Since pleading guilty to securities fraud and obstruction of justice charges, he faced 20 years in prison, though sentencing guidelines provided a maximum of lifetime imprisonment.
The presiding Judge, I. Leo Glasser, described that as excessive. But Judge Glasser repeatedly rebuked Kumar for helping to inflate the company's sales in 1999 and 2000.
"This shocked the conscience of this court, and I dare believe it shocked the conscience of any reasonable person," Judge Glasser said.
The sentence came after a nearly two-hour hearing in which Kumar again apologised to the court.
"I stand before the court today to accept full responsibility for my actions," Kumar said. "I deeply regret the actions I took."
Kumar is scheduled to report to prison Feb 27. At the hearing, his chief lawyer, Jack Cooney, requested that Kumar serve his prison term at the Federal Correctional Institute in Fairton, New Jersey.
Kumar pleaded guilty in April, two weeks before he was to stand trial. Previously, he had maintained his innocence since first being indicted in 2004.
His sentencing appears to conclude a four-year investigation of Computer Associates – now known as CA Inc. – that centred on fraudulent contracts and earnings statements that artificially increased profits.

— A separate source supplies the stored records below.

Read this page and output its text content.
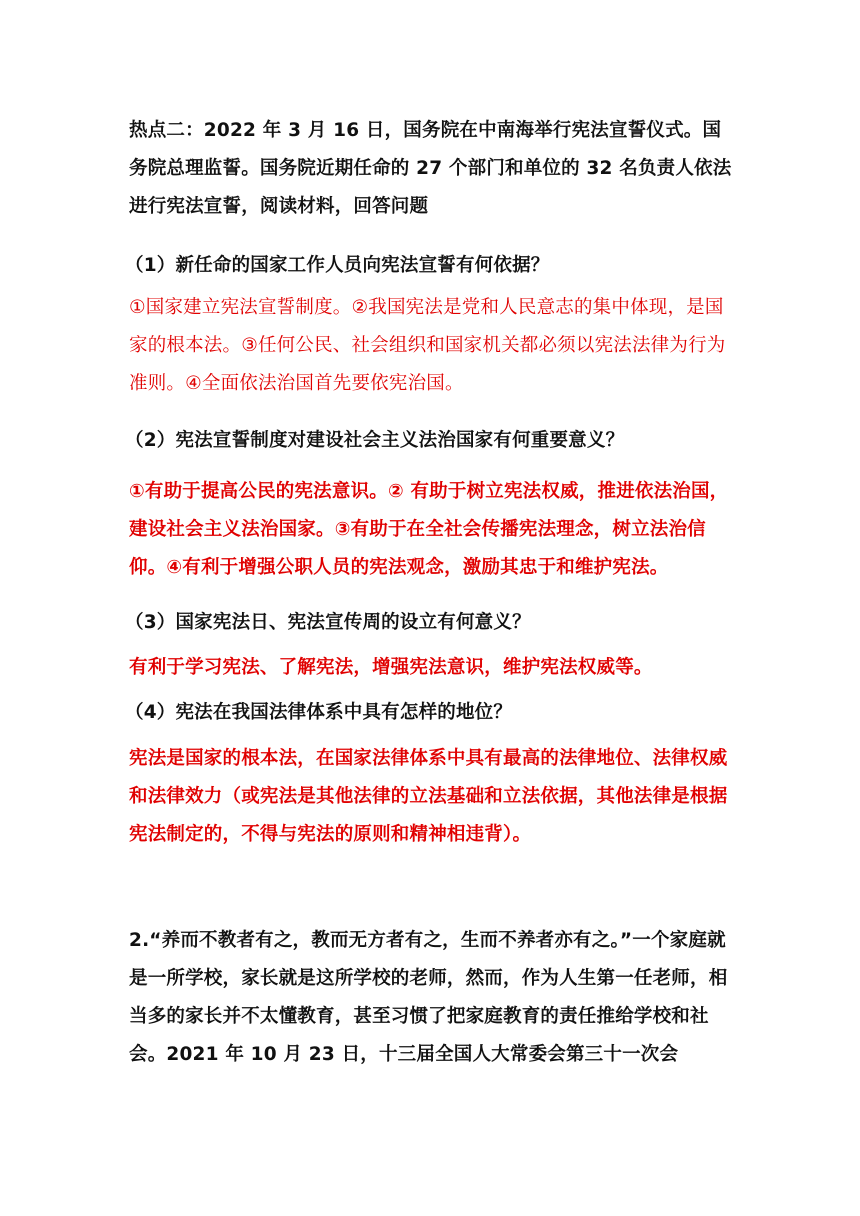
热点二：2022 年 3 月 16 日，国务院在中南海举行宪法宣誓仪式。国务院总理监誓。国务院近期任命的 27 个部门和单位的 32 名负责人依法进行宪法宣誓，阅读材料，回答问题

（1）新任命的国家工作人员向宪法宣誓有何依据？

①国家建立宪法宣誓制度。②我国宪法是党和人民意志的集中体现，是国家的根本法。③任何公民、社会组织和国家机关都必须以宪法法律为行为准则。④全面依法治国首先要依宪治国。

（2）宪法宣誓制度对建设社会主义法治国家有何重要意义？

①有助于提高公民的宪法意识。② 有助于树立宪法权威，推进依法治国，建设社会主义法治国家。③有助于在全社会传播宪法理念，树立法治信仰。④有利于增强公职人员的宪法观念，激励其忠于和维护宪法。

（3）国家宪法日、宪法宣传周的设立有何意义？

有利于学习宪法、了解宪法，增强宪法意识，维护宪法权威等。

（4）宪法在我国法律体系中具有怎样的地位？

宪法是国家的根本法，在国家法律体系中具有最高的法律地位、法律权威和法律效力（或宪法是其他法律的立法基础和立法依据，其他法律是根据宪法制定的，不得与宪法的原则和精神相违背）。

2.“养而不教者有之，教而无方者有之，生而不养者亦有之。”一个家庭就是一所学校，家长就是这所学校的老师，然而，作为人生第一任老师，相当多的家长并不太懂教育，甚至习惯了把家庭教育的责任推给学校和社会。2021 年 10 月 23 日，十三届全国人大常委会第三十一次会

The second-largest provider of software for mainframe computers, Computer Associates charted tremendous success during the 1990's, largely under the leadership of Kumar and the company's founder, Charles B. Wang.
Kumar was compensated handsomely in return: in 1998, he netted a $330 million bonus, one of the largest paydays by any American executive. With Wang, Kumar is an owner of the New York Islanders hockey team.
Seven other Computer Associates executives have pleaded guilty to fraud charges as well. Stephen Richards, the company's former top salesman who pleaded guilty in April alongside Kumar; will be sentenced Nov 14.